5. Revival Cannot Come without Taking Risks. By and large, Christian leaders tend to be a conservative lot, protective of the ministry and the flock, devoted to a prescribed regimen of faith and doctrine, strong on tradition. These are exemplary traits... but in an environment that has become spiritually stagnant and cold, being locked into forms or traditional thinking can restrict the spiritual venture necessary to break out from a rut of lethargy and slumber. It may seem odd to some to call an all-night meeting to fast and pray... or perhaps risky to allow persons to confess sins or express their heart openly before the congregation, or to permit services to continue past noon, or to allow a service to take on an unordered, extemporaneous pattern. By all means, everything must always comply with the standards of God’s Word, but we also must be flexible enough to allow the Holy Spirit to lead where such elasticity is permissible... and be willing to step out of our “comfort zone” to allow God to do things that we cannot.
As one of our members said to me during the months of our revival, “I want to thank you pastor, not for bringing the revival... we know that it came from God... but we thank you so much for ‘allowing’ it to happen.” Yes, I could have easily shut it down, halted the services, or prevented what I feared might become a disorderly display of emotion or mayhem. But I was willing to take “measured” risks, or perhaps better described as steps of “faith” to promote such liberty that God’s presence could move freely among His people. Obviously, every congregation and situation is different, and this may not be the pattern that fits all other churches or scenarios... but if persons will pray and seek Him diligently, He will find a way to help you break out of the stalemate... if only to stumble across it as we did. There will always be some measure of risk to anything God tells us to do... but that’s what faith is all about, believing and trusting in God when the outcome seems uncertain.
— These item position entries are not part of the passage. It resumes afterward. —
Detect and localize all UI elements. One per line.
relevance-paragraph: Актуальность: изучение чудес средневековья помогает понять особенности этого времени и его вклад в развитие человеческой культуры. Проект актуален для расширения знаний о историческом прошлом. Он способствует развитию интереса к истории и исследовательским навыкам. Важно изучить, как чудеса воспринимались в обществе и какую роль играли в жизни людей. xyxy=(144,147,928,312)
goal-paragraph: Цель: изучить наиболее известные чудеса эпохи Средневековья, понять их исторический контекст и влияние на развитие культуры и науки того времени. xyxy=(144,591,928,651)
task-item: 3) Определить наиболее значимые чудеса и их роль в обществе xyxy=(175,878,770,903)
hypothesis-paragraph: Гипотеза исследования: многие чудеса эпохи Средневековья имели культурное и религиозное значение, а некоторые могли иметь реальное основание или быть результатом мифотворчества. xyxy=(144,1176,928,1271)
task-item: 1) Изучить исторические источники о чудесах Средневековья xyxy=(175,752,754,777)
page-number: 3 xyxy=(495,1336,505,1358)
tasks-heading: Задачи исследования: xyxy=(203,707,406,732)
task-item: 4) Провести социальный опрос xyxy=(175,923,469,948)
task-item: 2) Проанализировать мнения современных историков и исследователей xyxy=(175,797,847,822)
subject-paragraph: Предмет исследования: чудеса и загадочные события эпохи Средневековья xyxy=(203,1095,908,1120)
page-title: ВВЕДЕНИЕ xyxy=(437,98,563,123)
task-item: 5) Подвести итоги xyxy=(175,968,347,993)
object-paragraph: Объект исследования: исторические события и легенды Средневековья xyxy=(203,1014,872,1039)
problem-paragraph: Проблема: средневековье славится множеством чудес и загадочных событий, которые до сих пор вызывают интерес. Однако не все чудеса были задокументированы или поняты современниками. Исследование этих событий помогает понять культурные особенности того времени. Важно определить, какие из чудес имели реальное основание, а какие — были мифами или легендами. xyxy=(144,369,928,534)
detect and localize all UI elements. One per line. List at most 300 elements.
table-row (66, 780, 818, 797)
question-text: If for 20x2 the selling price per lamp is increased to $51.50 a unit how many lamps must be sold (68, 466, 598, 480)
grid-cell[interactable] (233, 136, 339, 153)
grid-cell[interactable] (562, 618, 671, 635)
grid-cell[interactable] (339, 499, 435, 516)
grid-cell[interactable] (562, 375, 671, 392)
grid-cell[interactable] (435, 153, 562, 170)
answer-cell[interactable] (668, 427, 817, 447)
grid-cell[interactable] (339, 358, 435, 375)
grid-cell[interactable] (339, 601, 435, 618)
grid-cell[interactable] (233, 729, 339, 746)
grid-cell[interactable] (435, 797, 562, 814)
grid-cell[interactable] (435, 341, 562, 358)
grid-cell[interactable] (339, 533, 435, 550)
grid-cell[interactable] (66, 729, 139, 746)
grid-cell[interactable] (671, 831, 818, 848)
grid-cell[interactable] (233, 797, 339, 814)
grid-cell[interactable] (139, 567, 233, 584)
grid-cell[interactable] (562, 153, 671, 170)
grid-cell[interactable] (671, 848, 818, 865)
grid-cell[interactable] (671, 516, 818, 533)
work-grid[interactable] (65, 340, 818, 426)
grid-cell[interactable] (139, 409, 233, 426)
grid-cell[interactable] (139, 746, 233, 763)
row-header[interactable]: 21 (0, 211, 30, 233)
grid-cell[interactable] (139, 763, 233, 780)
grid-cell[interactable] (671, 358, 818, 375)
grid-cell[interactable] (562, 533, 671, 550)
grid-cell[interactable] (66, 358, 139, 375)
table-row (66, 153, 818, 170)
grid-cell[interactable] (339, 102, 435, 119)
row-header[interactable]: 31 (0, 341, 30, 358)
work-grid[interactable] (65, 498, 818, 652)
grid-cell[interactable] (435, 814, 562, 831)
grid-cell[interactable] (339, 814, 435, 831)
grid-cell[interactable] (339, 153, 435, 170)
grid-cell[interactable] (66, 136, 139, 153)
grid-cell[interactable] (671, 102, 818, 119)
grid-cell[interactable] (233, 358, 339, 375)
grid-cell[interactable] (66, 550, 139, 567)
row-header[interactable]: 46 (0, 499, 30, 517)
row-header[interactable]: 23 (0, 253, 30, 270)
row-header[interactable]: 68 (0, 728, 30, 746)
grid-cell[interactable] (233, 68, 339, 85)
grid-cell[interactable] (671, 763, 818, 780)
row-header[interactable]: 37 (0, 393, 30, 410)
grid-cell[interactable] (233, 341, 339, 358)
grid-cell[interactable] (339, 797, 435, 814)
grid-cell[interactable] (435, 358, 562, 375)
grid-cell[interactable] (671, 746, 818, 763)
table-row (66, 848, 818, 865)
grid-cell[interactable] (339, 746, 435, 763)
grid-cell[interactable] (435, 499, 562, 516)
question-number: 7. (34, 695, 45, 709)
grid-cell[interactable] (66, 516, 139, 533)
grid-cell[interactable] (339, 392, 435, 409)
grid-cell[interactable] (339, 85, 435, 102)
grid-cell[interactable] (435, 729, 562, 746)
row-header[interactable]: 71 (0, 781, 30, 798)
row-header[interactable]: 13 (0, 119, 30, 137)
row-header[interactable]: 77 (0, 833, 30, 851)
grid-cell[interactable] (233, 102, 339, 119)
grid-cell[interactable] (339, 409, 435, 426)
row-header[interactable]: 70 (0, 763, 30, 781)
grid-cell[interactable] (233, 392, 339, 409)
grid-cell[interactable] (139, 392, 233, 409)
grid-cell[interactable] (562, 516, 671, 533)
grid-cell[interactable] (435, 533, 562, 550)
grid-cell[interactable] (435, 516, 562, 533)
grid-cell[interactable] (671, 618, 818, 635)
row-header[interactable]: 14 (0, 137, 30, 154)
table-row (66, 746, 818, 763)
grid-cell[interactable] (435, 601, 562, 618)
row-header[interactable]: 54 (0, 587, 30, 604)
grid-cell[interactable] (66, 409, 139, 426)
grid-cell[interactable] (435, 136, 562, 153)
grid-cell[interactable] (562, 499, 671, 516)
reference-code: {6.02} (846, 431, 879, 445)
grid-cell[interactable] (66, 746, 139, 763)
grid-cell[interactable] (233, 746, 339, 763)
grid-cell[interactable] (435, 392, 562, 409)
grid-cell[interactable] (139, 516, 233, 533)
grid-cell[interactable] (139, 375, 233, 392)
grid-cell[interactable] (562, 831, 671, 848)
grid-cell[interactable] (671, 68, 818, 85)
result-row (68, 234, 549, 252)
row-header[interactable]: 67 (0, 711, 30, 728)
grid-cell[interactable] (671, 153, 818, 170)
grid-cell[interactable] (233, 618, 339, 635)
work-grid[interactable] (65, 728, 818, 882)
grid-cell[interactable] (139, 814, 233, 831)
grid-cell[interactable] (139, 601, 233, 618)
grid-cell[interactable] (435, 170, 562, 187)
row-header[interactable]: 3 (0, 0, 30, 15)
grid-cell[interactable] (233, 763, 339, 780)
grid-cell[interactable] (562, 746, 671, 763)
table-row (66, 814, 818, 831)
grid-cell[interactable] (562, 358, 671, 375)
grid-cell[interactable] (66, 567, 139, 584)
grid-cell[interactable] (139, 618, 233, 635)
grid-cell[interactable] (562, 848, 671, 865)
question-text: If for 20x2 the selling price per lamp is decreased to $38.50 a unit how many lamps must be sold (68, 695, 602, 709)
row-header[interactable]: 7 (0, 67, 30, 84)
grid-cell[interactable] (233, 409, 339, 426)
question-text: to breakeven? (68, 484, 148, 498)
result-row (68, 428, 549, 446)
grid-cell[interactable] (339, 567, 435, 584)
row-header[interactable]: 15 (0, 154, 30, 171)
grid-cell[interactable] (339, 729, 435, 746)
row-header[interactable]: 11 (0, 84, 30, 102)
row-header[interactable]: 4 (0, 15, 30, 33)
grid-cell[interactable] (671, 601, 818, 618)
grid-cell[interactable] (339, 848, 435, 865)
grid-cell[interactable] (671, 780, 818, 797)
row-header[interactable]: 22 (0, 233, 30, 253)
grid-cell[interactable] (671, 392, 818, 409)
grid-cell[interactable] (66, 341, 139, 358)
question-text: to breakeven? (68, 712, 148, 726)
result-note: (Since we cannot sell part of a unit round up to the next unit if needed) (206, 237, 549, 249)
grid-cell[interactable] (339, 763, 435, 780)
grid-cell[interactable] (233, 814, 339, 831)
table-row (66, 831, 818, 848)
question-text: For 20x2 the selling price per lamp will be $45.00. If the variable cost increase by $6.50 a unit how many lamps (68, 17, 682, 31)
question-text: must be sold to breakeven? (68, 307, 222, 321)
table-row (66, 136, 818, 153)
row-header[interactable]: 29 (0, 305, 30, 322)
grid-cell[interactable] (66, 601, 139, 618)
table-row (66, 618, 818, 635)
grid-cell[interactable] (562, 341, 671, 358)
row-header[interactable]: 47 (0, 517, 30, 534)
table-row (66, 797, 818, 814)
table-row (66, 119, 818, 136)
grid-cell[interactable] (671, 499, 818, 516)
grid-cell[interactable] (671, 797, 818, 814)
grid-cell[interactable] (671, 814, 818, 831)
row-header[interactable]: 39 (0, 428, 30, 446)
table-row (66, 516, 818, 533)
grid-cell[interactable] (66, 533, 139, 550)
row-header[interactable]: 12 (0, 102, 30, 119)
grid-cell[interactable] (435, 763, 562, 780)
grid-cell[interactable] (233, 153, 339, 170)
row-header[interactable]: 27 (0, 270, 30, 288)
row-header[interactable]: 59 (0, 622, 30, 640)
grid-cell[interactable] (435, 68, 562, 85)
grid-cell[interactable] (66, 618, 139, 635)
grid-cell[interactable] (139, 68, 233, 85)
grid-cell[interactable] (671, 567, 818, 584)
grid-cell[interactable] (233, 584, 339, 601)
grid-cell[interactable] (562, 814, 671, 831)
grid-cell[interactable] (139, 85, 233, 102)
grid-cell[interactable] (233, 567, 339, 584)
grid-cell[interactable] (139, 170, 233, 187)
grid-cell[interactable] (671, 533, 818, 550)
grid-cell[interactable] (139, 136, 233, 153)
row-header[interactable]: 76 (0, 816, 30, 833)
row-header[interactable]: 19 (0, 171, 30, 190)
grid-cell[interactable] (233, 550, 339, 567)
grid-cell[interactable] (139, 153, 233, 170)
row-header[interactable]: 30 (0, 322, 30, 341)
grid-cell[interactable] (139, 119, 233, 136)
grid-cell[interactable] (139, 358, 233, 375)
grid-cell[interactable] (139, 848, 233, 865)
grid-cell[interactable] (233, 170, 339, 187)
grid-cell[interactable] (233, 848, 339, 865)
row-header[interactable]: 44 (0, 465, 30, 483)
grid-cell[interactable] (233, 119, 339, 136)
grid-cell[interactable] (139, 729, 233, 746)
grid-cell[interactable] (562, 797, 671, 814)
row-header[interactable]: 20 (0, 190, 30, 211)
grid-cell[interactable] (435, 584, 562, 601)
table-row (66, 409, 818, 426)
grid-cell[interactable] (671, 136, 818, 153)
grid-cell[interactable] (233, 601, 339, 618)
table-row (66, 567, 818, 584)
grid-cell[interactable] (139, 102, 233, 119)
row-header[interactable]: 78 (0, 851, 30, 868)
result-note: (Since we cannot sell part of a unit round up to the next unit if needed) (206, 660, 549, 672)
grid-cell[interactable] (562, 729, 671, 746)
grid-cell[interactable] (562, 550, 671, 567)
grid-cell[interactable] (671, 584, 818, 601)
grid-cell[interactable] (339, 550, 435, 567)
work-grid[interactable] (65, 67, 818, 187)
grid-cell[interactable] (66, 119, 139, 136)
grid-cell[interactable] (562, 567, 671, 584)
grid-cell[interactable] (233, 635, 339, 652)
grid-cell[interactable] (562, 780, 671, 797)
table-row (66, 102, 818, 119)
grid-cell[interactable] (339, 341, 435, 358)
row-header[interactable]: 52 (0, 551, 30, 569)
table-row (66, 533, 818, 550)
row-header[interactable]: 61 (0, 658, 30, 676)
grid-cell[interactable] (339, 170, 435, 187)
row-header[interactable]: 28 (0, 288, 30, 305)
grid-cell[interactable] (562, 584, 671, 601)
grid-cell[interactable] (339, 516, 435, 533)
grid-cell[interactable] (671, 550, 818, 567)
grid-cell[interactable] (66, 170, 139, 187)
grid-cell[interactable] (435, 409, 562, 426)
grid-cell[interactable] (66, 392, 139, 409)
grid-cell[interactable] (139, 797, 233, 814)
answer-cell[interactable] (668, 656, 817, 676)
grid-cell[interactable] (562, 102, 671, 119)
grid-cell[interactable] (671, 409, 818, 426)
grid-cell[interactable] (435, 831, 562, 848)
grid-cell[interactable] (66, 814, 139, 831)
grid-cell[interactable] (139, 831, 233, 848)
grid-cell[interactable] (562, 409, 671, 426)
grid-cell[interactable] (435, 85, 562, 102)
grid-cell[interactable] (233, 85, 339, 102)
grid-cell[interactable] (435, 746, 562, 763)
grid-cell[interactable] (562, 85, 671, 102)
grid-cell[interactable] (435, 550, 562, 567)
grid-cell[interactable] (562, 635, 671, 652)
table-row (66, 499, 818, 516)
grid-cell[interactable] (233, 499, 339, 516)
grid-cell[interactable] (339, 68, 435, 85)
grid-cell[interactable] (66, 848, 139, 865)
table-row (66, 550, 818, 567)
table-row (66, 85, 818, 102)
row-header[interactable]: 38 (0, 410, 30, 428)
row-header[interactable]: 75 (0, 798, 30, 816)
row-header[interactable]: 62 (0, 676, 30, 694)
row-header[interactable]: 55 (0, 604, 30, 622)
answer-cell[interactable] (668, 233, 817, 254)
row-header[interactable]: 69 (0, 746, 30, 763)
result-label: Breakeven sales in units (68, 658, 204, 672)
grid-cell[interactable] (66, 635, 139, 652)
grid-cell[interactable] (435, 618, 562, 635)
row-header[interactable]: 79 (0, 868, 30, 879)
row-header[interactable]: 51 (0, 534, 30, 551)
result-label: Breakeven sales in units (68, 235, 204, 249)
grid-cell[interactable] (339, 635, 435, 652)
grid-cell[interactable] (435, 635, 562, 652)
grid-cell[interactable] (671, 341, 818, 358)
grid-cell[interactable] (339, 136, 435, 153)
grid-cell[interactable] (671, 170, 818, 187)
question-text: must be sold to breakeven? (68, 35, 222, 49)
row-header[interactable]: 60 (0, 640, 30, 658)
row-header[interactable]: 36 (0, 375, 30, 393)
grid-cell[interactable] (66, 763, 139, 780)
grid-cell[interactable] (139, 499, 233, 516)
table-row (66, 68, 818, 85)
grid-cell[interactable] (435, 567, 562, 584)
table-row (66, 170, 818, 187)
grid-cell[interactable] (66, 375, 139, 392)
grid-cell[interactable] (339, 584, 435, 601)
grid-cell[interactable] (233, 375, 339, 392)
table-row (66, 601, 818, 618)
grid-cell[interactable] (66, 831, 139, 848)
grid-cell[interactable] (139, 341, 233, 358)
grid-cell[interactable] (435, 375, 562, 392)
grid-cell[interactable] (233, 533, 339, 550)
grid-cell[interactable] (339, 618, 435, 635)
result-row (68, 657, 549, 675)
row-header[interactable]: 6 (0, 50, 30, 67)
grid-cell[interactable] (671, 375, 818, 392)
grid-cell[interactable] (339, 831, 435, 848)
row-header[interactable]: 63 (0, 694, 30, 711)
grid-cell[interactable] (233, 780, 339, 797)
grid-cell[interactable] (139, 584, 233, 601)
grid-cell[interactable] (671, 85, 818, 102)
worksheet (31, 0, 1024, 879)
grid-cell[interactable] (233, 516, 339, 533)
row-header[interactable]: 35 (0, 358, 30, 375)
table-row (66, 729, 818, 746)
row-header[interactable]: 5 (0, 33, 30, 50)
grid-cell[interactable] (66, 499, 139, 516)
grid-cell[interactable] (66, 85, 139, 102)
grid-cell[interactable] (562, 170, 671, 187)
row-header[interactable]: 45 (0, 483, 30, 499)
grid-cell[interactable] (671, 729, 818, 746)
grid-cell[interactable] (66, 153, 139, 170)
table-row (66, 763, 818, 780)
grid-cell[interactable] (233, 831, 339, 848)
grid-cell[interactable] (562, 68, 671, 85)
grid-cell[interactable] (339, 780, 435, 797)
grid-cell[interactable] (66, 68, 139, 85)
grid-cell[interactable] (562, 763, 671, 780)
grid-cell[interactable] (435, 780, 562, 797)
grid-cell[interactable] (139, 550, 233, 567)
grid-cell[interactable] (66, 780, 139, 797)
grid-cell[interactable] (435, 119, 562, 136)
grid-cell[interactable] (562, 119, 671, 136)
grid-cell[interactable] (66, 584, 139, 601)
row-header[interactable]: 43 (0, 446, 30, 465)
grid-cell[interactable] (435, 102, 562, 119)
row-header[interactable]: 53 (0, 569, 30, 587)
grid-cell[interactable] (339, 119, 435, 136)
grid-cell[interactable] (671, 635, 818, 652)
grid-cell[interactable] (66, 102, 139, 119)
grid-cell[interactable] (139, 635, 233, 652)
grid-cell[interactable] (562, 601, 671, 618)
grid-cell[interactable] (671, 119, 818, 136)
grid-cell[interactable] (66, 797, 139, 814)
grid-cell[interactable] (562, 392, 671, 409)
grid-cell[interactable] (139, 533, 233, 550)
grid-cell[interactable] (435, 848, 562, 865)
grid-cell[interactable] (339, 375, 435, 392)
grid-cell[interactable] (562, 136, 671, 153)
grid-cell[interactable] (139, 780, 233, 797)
6. Revival is worth pursuing. Not only is it worthwhile, sadly, without a spiritual renewal, many churches may end up withering away or closing their doors. For America, we also need a national revival, to bring lives back to the principles of God on which it was founded, otherwise I fear that our nation is going to face a swift and unpleasant demise. A spiritual awakening is something that only God can do... but we can help establish the necessary conditions. It will require much sacrificial prayer, a faithfulness to proclaim the truths and high ideals of God’s word, a willingness to die to our personal wants and preferences, and an obedience to humble ourselves to His will and desires. It will be challenging, but not nearly as much as it will be if we choose to ignore the need and continue business and usual. In the end, it will be worth it... and if no one else gets revived, at least you will!